Between 1959 and 2016, US life expectancy increased from 69.9 years to 78.9 years but declined for 3 consecutive years after 2014. The recent decrease in US life expectancy culminated a period of increasing cause-specific mortality among adults aged 25 to 64 years that began in the 1990s, ultimately producing an increase in all-cause mortality that began in 2010. During 2010-2017, midlife all-cause mortality rates increased from 328.5 deaths/100 000 to 348.2 deaths/100 000. By 2014, midlife mortality was increasing across all racial groups, caused by drug overdoses, alcohol abuse, suicides, and a diverse list of organ system diseases. The largest relative increases in midlife mortality rates occurred in New England (New Hampshire, 23.3%; Maine, 20.7%; Vermont, 19.9%) and the Ohio Valley (West Virginia, 23.0%; Ohio, 21.6%; Indiana, 14.8%; Kentucky, 14.7%). The increase in midlife mortality during 2010-2017 was associated with an estimated 33 307 excess US deaths, 32.8% of which occurred in 4 Ohio Valley states.

As we know from Jane Steven's review of the CDC-Kaiser ACE Study and ACEs Science shared in her article, "ACEs Science 101," early death, suicides, organ system diseases, obesity, and alcohol or other drug addiction are outcomes of having experienced Adverse Childhood Experiences. And as further explained by Wendie Ellis, in her article, "the soil in which we're rooted, the branches on which we grow,"  Adverse Childhood Experiences are fueled/exacerbated by Adverse Community Environments; referred to as The Pair of ACEs.

Which leads to my title...

Could the Connection Be ACEs and/or a Pair of ACEs?
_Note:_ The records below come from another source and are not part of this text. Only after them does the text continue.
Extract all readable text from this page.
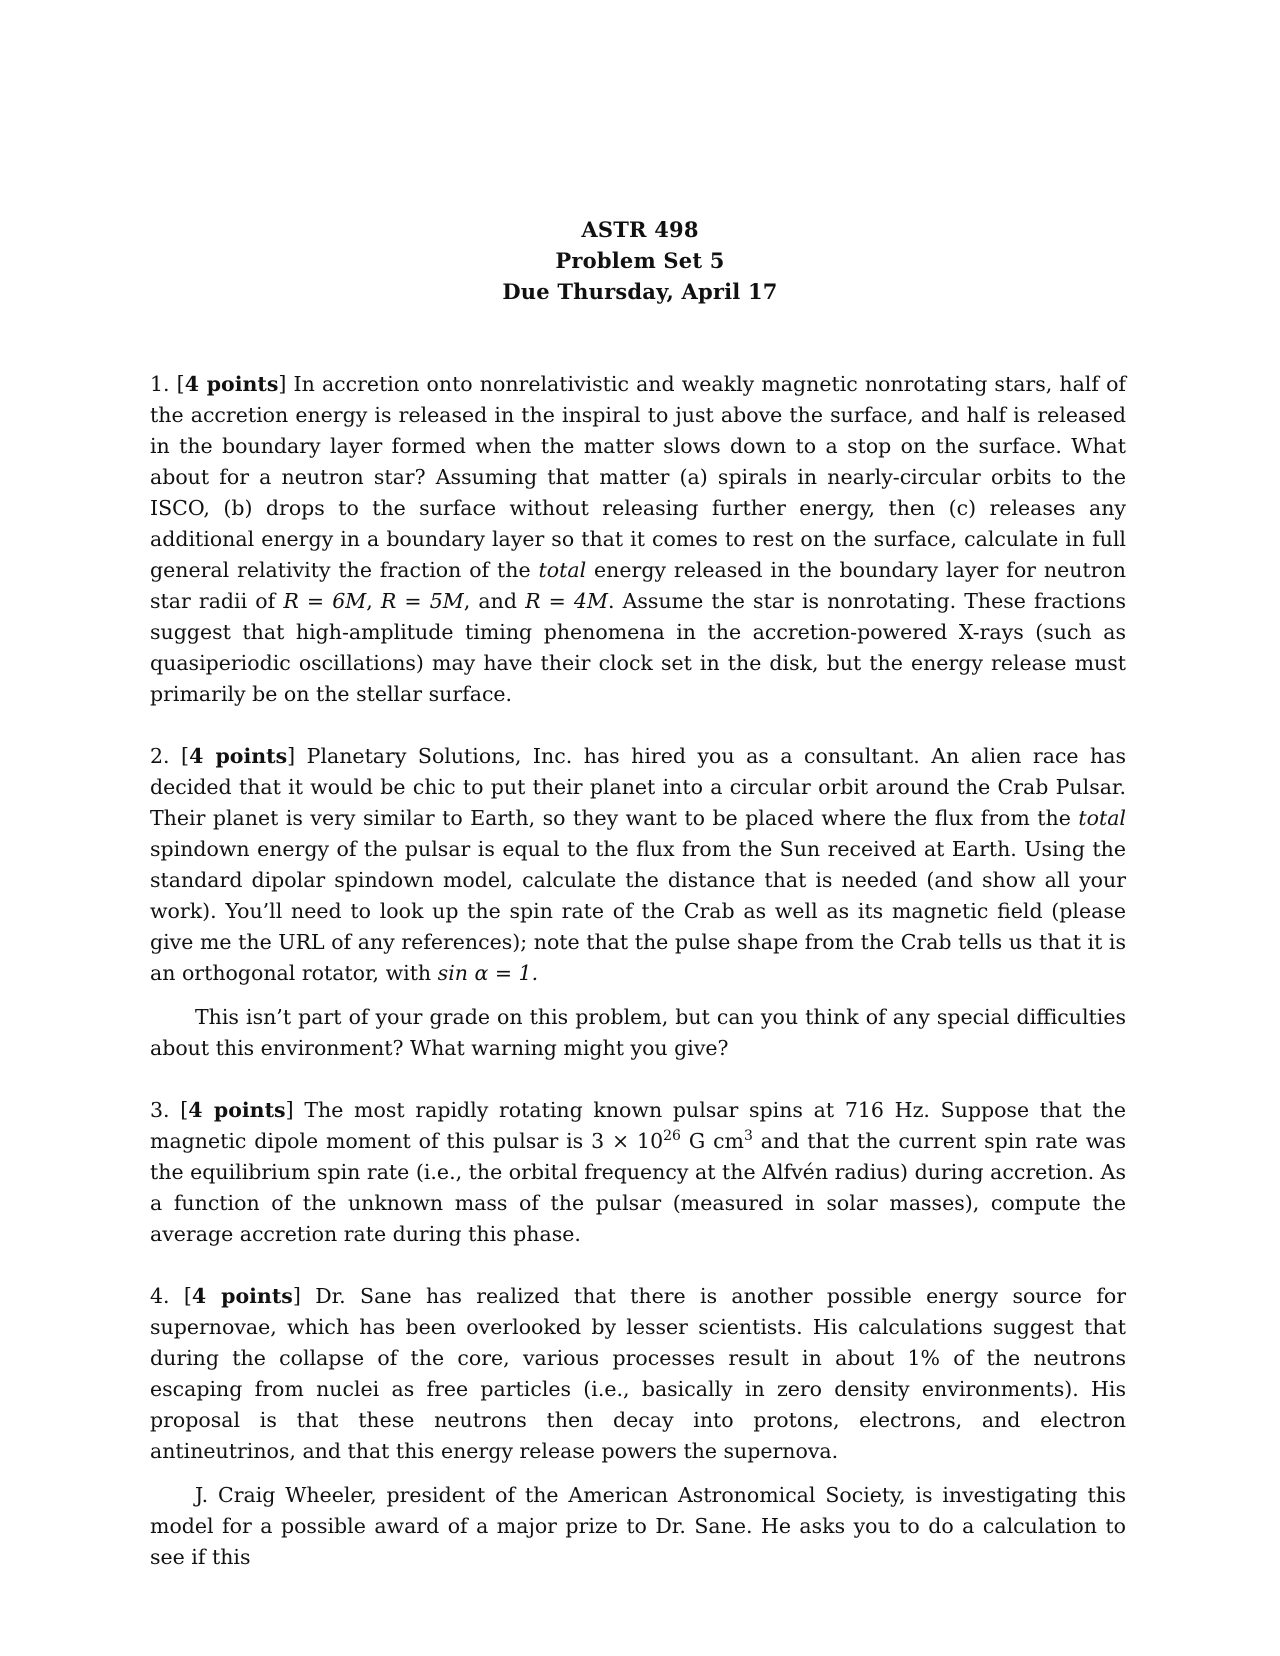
ASTR 498
Problem Set 5
Due Thursday, April 17

1. [4 points] In accretion onto nonrelativistic and weakly magnetic nonrotating stars, half of the accretion energy is released in the inspiral to just above the surface, and half is released in the boundary layer formed when the matter slows down to a stop on the surface. What about for a neutron star? Assuming that matter (a) spirals in nearly-circular orbits to the ISCO, (b) drops to the surface without releasing further energy, then (c) releases any additional energy in a boundary layer so that it comes to rest on the surface, calculate in full general relativity the fraction of the total energy released in the boundary layer for neutron star radii of R = 6M, R = 5M, and R = 4M. Assume the star is nonrotating. These fractions suggest that high-amplitude timing phenomena in the accretion-powered X-rays (such as quasiperiodic oscillations) may have their clock set in the disk, but the energy release must primarily be on the stellar surface.

2. [4 points] Planetary Solutions, Inc. has hired you as a consultant. An alien race has decided that it would be chic to put their planet into a circular orbit around the Crab Pulsar. Their planet is very similar to Earth, so they want to be placed where the flux from the total spindown energy of the pulsar is equal to the flux from the Sun received at Earth. Using the standard dipolar spindown model, calculate the distance that is needed (and show all your work). You’ll need to look up the spin rate of the Crab as well as its magnetic field (please give me the URL of any references); note that the pulse shape from the Crab tells us that it is an orthogonal rotator, with sin α = 1.

This isn’t part of your grade on this problem, but can you think of any special difficulties about this environment? What warning might you give?

3. [4 points] The most rapidly rotating known pulsar spins at 716 Hz. Suppose that the magnetic dipole moment of this pulsar is $3 \times 10^{26}$ G $cm^3$ and that the current spin rate was the equilibrium spin rate (i.e., the orbital frequency at the Alfvén radius) during accretion. As a function of the unknown mass of the pulsar (measured in solar masses), compute the average accretion rate during this phase.

4. [4 points] Dr. Sane has realized that there is another possible energy source for supernovae, which has been overlooked by lesser scientists. His calculations suggest that during the collapse of the core, various processes result in about 1% of the neutrons escaping from nuclei as free particles (i.e., basically in zero density environments). His proposal is that these neutrons then decay into protons, electrons, and electron antineutrinos, and that this energy release powers the supernova.

J. Craig Wheeler, president of the American Astronomical Society, is investigating this model for a possible award of a major prize to Dr. Sane. He asks you to do a calculation to see if this
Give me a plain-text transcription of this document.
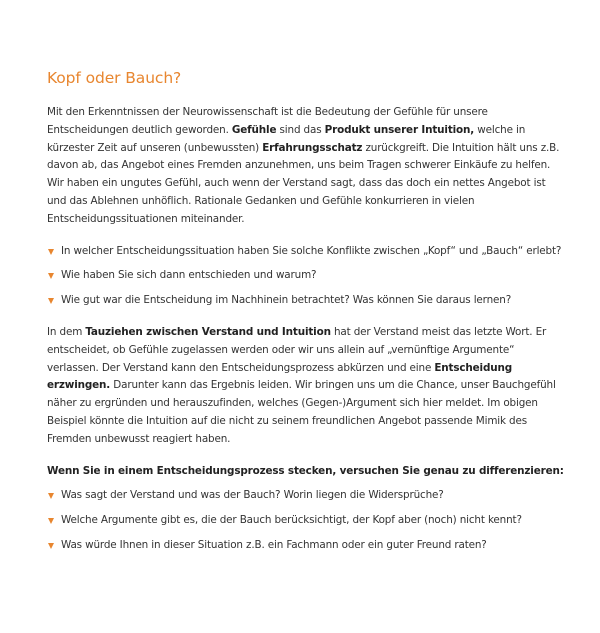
Kopf oder Bauch?

Mit den Erkenntnissen der Neurowissenschaft ist die Bedeutung der Gefühle für unsere Entscheidungen deutlich geworden. Gefühle sind das Produkt unserer Intuition, welche in kürzester Zeit auf unseren (unbewussten) Erfahrungsschatz zurückgreift. Die Intuition hält uns z.B. davon ab, das Angebot eines Fremden anzunehmen, uns beim Tragen schwerer Einkäufe zu helfen. Wir haben ein ungutes Gefühl, auch wenn der Verstand sagt, dass das doch ein nettes Angebot ist und das Ablehnen unhöflich. Rationale Gedanken und Gefühle konkurrieren in vielen Entscheidungssituationen miteinander.

In welcher Entscheidungssituation haben Sie solche Konflikte zwischen „Kopf“ und „Bauch“ erlebt?
Wie haben Sie sich dann entschieden und warum?
Wie gut war die Entscheidung im Nachhinein betrachtet? Was können Sie daraus lernen?

In dem Tauziehen zwischen Verstand und Intuition hat der Verstand meist das letzte Wort. Er entscheidet, ob Gefühle zugelassen werden oder wir uns allein auf „vernünftige Argumente“ verlassen. Der Verstand kann den Entscheidungsprozess abkürzen und eine Entscheidung erzwingen. Darunter kann das Ergebnis leiden. Wir bringen uns um die Chance, unser Bauchgefühl näher zu ergründen und herauszufinden, welches (Gegen-)Argument sich hier meldet. Im obigen Beispiel könnte die Intuition auf die nicht zu seinem freundlichen Angebot passende Mimik des Fremden unbewusst reagiert haben.

Wenn Sie in einem Entscheidungsprozess stecken, versuchen Sie genau zu differenzieren:

Was sagt der Verstand und was der Bauch? Worin liegen die Widersprüche?
Welche Argumente gibt es, die der Bauch berücksichtigt, der Kopf aber (noch) nicht kennt?
Was würde Ihnen in dieser Situation z.B. ein Fachmann oder ein guter Freund raten?
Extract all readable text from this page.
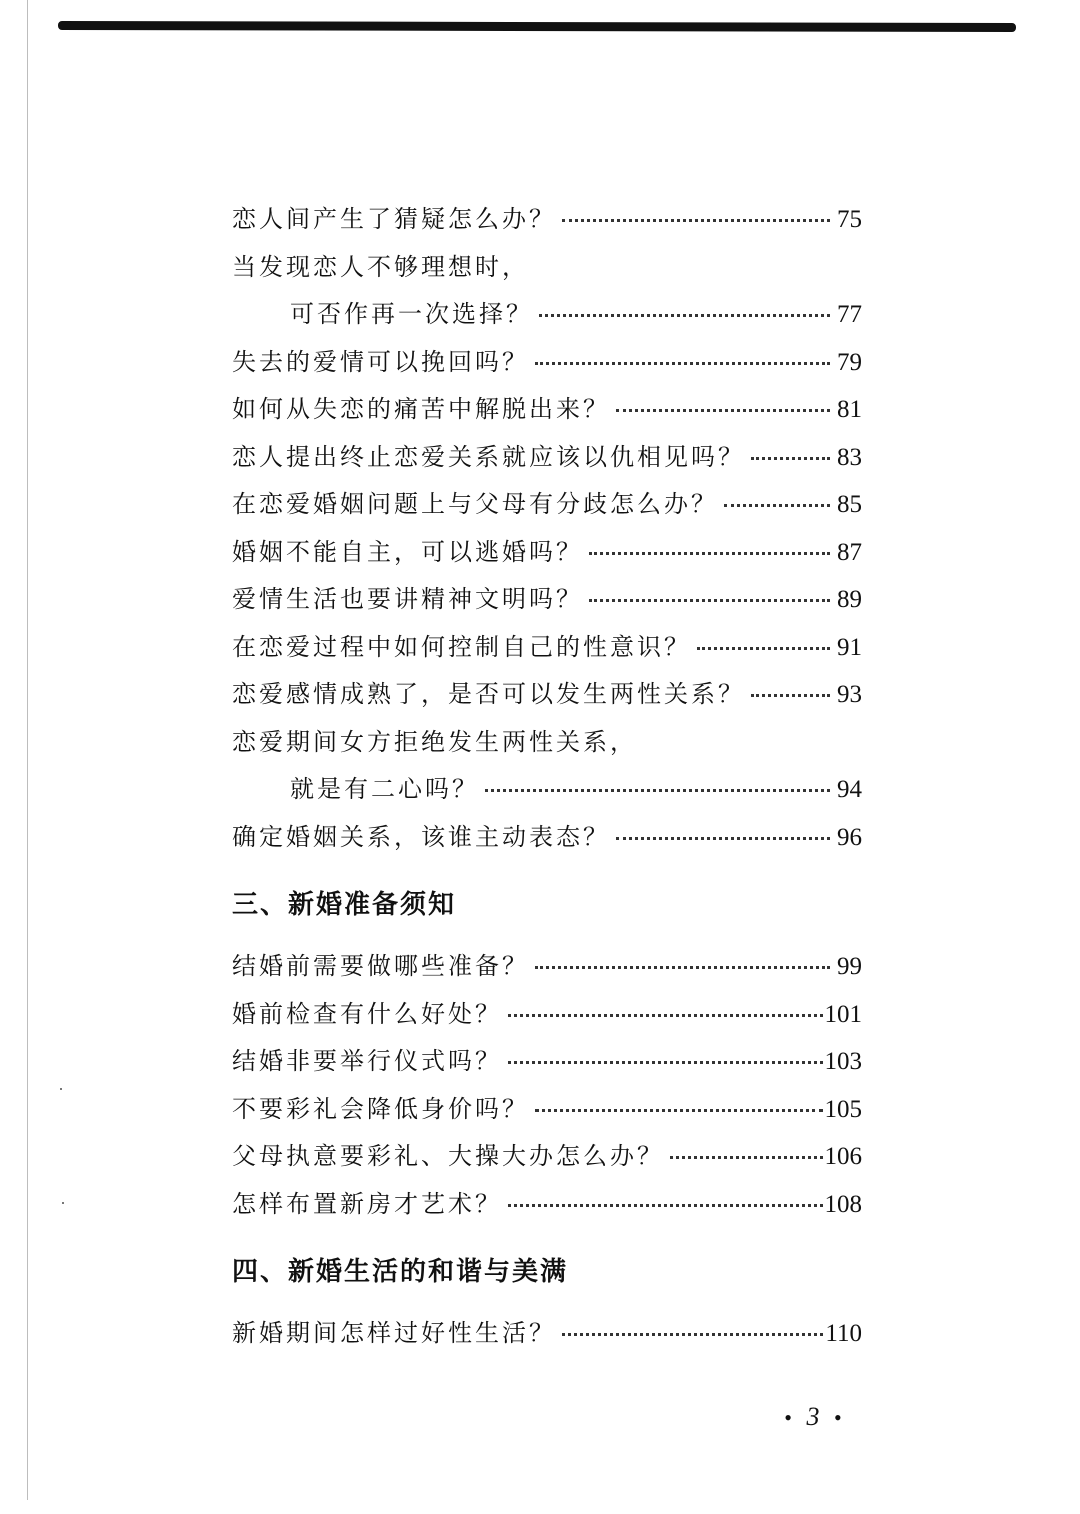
恋人间产生了猜疑怎么办？	75
当发现恋人不够理想时，
可否作再一次选择？	77
失去的爱情可以挽回吗？	79
如何从失恋的痛苦中解脱出来？	81
恋人提出终止恋爱关系就应该以仇相见吗？	83
在恋爱婚姻问题上与父母有分歧怎么办？	85
婚姻不能自主，可以逃婚吗？	87
爱情生活也要讲精神文明吗？	89
在恋爱过程中如何控制自己的性意识？	91
恋爱感情成熟了，是否可以发生两性关系？	93
恋爱期间女方拒绝发生两性关系，
就是有二心吗？	94
确定婚姻关系，该谁主动表态？	96
三、新婚准备须知
结婚前需要做哪些准备？	99
婚前检查有什么好处？	101
结婚非要举行仪式吗？	103
不要彩礼会降低身价吗？	105
父母执意要彩礼、大操大办怎么办？	106
怎样布置新房才艺术？	108
四、新婚生活的和谐与美满
新婚期间怎样过好性生活？	110
• 3 •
Likely this is the case. As the report's authors summarized in their "Research and Policy Considerations" section:

Moving from speculation to evidence about root causes will require innovative research methods, including cohort studies, multivariate modeling, investigation of migration effects, and the application of machine learning to historical data sets. Fully understanding the timing of US mortality trends will also require interdisciplinary research involving epidemiology, demography, sociology, political science, history, economics, and the law. Clarifying the role of state policies may be especially important, given the divergent state trajectories reported here.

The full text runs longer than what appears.